Хонджун не стал другим. Он всё ещё просыпался рано утром, когда серый предрассветный свет только начинал вырисовывать контуры мебели в чужой спальне, и первым, что накрывало его, было тяжёлое, свинцовое, почти физическое ощущение в груди. Оно лежало там, холодным и плотным камнем, и первые несколько минут после пробуждения он просто лежал неподвижно, чувствуя его вес, позволяя осознанию реальности — той, в которой он был один, в чужой стране, с разбитым сердцем, — просочиться сквозь сонную вату безмятежности. Это ощущение лишь через несколько часов медленного, мучительного бодрствования рассеивалось, превращаясь не в лёгкость, а в привычный, густой туман апатии, в котором можно было существовать, не чувствуя острой боли, но и не ощущая жизни.
Он по-прежнему проводил большую часть дня, затерявшись в белизне кожаного дивана или в плетёном кресле на балконе, его взгляд прилипая к какой-то точке в пространстве — к стыку потолочных панелей, к далёкой антенне на крыше соседнего небоскрёба, к медленному пути солнечного зайчика по полу. Но теперь в этой рутине отчаяния, в этом монотонном ландшафте его внутренней тюрьмы, стали появляться островки иного качества. Не радости — нет, до радости было ещё бесконечно далеко. Но присутствия. Внимания. Микроскопического интереса.

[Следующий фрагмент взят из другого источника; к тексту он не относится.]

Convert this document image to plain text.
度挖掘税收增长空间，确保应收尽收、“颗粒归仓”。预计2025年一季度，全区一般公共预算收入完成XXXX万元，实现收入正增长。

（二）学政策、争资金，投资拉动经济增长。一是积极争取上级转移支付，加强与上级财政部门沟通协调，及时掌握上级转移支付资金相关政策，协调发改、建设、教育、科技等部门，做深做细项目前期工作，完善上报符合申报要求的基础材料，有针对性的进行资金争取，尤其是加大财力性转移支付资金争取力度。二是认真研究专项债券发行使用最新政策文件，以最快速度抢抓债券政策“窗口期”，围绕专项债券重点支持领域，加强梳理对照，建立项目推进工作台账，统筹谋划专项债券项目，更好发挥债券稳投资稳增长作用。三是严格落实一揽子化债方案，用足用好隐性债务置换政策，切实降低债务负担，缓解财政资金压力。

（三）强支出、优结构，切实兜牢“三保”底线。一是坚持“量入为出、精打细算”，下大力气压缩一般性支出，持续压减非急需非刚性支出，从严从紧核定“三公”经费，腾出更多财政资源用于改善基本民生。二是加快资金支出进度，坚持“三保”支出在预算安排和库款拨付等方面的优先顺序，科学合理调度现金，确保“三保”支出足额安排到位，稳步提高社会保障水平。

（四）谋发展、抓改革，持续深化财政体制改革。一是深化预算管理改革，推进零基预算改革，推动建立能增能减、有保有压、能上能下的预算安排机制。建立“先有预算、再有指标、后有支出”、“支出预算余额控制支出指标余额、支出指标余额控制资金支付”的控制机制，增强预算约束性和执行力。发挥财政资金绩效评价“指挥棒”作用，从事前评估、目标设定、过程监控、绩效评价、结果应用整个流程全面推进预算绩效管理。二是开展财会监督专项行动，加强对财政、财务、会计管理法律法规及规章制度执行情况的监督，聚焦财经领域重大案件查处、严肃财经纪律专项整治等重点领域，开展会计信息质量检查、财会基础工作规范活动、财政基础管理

Он начал замечать запахи. Раньше мир для него был стерильным, лишённым аромата, как больничная палата после уборки — в нём были только резкие, травмирующие вспышки: запах алкоголя изо рта Уена в ту последнюю ссору, едкий дух его собственного страха. Теперь же обоняние, это древнее, животное чувство, начало потихоньку просыпаться. Он различал теперь сложный, многослойный аромат кофе, который Сан варил по утрам в нехитрой френч-прессе — горький, тёплый, земляной, с нотами тёмного шоколада и чем-то дымным. Запах влажной хлопковой ткани после внезапного тропического ливня, доносившийся с балкона, — чистый, минеральный, пахнущий озоном и мокрым бетоном. Даже резкий, химический запах моющих средств с оттенком лимона, которыми утром убирали коридоры, перестал быть просто раздражающим фоном. Он стал фактом окружающего мира, маркером чьей-то другой, нормальной, упорядоченной деятельности. Кто-то приходил, мыл, натирал, заботился о чистоте. Жизнь шла своим чередом.
Он начал слышать не просто шум — какофонию, которую он раньше воспринимал как единую, давящую стену звука, — а отдельные голоса, ноты, ритмы. Отдалённый, чистый, как колокольчик, смех детей, игравших где-то в соседнем скверике, невидимом с высоты. Мелодичный, повторяющийся, почти птичий крик уличного торговца «Mango sticky rice!», плывший с улицы и обретавший свой, гипнотизирующий ритм. Даже гул кондиционера, этот белый шум его существования, перестал быть однородным. Он улавливал в нём лёгкие вибрации, едва заметное изменение тона и громкости, когда прибор переключал режимы, борясь с внешней жарой. Это были не просто звуки. Это была информация. Вести из мира, который продолжал вращаться с безумной скоростью, пока он застыл в своей неподвижности.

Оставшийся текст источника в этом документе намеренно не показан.